The second advantage is that power at the level of corporation and state assembly gives politicians the agency to to serve their constituents. Most politicians begin and end their day with people pestering them for all sorts of things from electricity connections to admissions for their children. It is the party in power that can deliver this and not the opposition.
The third aspect is funding. This works in two ways. The reality is that leaders make and take money for their party, even when they may not be personally corrupt. There is an excellent anecdote about this by the late journalist Dhiren Bhagat in his book Contemporary Conservative, about VP Singh. Official funding from corporates also will flow towards the party in power for obvious reasons.
The fourth and related aspect is that of spending by candidates. Individuals who are contesting for parties which are usually in the opposition will not spend as much of their money on their campaign. This results in their not being as competitive.
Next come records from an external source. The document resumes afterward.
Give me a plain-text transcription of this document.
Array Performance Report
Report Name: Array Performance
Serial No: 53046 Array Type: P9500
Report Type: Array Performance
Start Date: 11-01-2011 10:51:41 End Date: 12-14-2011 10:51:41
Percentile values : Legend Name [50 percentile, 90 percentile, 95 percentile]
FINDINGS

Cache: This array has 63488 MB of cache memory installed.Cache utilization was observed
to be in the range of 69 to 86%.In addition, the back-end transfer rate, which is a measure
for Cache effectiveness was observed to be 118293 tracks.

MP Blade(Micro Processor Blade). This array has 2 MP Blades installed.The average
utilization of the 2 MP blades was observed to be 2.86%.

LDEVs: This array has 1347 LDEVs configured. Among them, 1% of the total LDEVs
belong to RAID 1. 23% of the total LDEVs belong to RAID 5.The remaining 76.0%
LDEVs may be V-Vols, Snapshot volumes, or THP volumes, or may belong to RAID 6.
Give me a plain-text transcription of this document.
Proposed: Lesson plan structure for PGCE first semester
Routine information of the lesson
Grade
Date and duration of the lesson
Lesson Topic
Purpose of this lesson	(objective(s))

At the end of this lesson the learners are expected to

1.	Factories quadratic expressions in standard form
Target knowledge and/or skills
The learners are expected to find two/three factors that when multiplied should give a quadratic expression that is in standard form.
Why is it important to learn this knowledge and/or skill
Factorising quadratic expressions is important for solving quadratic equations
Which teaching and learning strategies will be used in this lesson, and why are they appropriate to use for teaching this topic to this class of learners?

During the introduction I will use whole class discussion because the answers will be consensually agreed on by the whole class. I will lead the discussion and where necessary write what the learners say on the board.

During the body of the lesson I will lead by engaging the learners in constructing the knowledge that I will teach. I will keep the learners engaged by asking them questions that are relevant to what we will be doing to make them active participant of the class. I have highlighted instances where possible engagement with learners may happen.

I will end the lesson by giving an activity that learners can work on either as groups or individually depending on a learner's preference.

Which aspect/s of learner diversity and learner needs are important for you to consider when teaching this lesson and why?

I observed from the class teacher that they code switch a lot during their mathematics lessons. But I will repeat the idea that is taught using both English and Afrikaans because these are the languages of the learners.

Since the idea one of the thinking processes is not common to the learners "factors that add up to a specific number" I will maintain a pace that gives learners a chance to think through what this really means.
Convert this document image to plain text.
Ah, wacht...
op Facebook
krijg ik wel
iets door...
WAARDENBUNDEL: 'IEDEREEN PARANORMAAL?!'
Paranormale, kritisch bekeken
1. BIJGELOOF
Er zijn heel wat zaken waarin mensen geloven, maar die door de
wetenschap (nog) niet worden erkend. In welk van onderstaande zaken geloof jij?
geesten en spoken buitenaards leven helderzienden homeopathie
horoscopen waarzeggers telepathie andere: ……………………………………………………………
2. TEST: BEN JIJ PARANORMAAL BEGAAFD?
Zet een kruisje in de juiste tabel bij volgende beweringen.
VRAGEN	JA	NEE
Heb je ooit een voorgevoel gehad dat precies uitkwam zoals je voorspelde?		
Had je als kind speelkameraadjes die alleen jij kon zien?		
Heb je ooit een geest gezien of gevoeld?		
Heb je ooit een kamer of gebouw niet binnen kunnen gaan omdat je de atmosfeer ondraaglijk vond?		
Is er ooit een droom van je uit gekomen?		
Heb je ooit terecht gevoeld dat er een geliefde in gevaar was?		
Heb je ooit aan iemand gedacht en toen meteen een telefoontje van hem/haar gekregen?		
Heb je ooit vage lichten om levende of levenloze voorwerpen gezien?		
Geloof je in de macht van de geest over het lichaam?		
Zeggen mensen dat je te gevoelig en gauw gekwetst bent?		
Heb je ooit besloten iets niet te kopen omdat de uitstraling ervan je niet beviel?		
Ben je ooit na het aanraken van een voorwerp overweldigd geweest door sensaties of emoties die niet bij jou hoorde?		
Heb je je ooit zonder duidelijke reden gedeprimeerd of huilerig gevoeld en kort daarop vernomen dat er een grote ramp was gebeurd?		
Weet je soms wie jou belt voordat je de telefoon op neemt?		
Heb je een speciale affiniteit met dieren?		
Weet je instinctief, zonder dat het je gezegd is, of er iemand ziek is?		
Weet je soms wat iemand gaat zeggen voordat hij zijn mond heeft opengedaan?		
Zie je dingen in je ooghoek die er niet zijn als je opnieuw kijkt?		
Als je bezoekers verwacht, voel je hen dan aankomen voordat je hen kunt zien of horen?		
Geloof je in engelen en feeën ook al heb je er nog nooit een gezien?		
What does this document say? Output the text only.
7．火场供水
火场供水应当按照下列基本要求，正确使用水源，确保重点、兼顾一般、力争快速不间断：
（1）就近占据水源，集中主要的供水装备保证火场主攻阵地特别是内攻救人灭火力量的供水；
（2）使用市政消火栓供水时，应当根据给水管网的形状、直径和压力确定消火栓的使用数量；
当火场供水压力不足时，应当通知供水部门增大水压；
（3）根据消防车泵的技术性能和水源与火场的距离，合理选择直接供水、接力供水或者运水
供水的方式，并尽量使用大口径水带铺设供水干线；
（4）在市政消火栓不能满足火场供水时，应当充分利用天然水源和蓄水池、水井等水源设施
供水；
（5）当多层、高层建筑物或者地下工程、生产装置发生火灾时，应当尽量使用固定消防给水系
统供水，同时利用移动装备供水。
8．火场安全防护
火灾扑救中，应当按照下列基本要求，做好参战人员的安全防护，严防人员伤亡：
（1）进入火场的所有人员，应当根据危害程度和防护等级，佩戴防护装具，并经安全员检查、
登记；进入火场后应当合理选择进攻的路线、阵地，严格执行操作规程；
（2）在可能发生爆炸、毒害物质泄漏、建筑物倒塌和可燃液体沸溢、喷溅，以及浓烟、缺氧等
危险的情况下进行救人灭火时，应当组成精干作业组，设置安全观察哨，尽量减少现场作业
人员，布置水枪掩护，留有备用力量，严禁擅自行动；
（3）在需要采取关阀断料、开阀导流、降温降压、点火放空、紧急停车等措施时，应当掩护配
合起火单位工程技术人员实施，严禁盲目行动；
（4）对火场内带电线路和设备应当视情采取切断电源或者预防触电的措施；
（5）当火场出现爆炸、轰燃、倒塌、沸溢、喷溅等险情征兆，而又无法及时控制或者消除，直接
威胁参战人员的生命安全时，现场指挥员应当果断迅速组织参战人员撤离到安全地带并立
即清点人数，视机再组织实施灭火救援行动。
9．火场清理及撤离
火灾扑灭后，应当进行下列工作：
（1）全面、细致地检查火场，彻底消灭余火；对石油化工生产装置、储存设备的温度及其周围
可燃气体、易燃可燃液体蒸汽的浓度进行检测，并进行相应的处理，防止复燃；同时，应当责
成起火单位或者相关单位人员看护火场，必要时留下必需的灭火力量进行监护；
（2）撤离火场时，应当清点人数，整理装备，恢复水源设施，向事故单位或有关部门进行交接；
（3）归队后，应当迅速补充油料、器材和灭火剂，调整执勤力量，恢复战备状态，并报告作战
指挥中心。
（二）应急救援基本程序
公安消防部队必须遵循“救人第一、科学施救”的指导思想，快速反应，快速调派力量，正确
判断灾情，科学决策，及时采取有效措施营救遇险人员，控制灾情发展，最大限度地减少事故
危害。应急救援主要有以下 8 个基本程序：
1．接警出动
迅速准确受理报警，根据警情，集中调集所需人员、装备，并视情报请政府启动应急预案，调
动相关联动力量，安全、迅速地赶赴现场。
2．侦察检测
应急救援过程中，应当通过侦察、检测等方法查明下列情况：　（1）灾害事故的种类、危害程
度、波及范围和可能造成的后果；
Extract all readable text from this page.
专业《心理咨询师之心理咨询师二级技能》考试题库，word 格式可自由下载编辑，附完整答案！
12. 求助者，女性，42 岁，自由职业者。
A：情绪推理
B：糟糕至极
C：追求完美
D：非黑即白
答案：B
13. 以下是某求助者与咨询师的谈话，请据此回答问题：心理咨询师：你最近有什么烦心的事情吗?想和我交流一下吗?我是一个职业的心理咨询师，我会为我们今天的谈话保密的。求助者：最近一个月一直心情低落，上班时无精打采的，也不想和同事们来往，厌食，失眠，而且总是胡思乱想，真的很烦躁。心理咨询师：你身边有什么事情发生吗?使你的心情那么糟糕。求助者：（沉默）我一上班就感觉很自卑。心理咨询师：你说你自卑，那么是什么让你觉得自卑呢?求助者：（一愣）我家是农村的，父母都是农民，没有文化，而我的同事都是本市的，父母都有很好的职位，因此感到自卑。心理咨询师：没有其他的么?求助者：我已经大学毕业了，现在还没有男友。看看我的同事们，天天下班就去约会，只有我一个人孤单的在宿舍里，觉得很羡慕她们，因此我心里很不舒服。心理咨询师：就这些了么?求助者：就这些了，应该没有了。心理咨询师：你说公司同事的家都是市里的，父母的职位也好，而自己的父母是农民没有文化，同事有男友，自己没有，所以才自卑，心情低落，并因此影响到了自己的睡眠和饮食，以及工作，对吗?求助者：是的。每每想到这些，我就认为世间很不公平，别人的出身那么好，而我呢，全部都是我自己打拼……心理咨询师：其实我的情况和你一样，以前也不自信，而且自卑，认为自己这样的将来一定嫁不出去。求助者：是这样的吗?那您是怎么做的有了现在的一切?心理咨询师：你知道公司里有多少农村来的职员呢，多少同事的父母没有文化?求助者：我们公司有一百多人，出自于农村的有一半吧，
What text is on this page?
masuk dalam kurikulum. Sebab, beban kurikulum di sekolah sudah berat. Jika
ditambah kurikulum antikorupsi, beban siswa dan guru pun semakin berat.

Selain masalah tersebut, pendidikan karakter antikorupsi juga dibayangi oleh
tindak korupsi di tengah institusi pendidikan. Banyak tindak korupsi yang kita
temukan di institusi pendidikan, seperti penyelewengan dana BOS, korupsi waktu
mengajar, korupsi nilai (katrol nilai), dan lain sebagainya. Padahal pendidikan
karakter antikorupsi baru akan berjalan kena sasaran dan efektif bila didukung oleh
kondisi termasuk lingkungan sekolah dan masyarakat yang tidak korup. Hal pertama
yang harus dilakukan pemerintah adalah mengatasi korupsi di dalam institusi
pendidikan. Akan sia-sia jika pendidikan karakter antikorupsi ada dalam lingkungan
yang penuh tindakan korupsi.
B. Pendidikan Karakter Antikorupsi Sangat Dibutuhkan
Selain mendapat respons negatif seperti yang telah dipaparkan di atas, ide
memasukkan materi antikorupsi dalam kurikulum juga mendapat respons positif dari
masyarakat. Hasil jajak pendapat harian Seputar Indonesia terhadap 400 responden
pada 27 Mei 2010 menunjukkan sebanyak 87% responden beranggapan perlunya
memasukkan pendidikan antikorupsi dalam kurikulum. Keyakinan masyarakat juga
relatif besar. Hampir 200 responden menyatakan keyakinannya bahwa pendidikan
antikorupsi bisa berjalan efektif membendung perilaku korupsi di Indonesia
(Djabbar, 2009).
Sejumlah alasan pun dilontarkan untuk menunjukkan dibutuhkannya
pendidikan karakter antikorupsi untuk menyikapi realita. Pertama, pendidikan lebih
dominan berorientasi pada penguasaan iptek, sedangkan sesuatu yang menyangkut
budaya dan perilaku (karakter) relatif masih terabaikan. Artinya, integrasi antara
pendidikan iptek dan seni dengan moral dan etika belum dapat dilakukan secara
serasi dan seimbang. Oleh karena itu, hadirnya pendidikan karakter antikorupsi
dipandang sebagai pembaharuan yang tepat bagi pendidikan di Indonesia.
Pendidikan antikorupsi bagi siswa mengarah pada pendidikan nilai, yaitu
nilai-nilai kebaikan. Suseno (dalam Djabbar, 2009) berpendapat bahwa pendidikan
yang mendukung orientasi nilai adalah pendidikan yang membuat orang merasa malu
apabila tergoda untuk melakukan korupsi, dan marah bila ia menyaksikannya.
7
The fifth aspect is that the party in power can control messaging. For example, through government spending on advertising. The largest advertiser in India is the Union government. Last year it spent Rs 1280 crore on advertising the prime minister and his schemes. To put the number in perspective, Hindustan Unilever, which sells everything from Axe deodorant to Lux soap to Taj Mahal tea spent Rs 900 crore. India’s telecom companies all put together spend less than the Union government. All state governments have publicity budgets that are used primarily for self-promotion. Arvind Kejriwal’s Delhi government spent Rs 526 crore on publicity in 2015.
The sixth aspect is that these large sums keep the media on the side of the ruling party. This is especially true for regional newspapers that have high dependence on government advertising. To give one example, Rajasthan Patrika, India’s seventh largest newspaper with a readership of over 1.5 crore, went to the Supreme Court because Vasundhara Raje’s government stopped giving it advertisements (presumably because of unfavourable coverage).
The seventh and last reason is the use of the machinery of the state. The Election Commission keeps watch over this to some extent, but that is only in the phase after elections are announced. For the rest of the 5 years, the party in power can use the police force, give positions to supporters and generally use and misuse the infrastructure of government.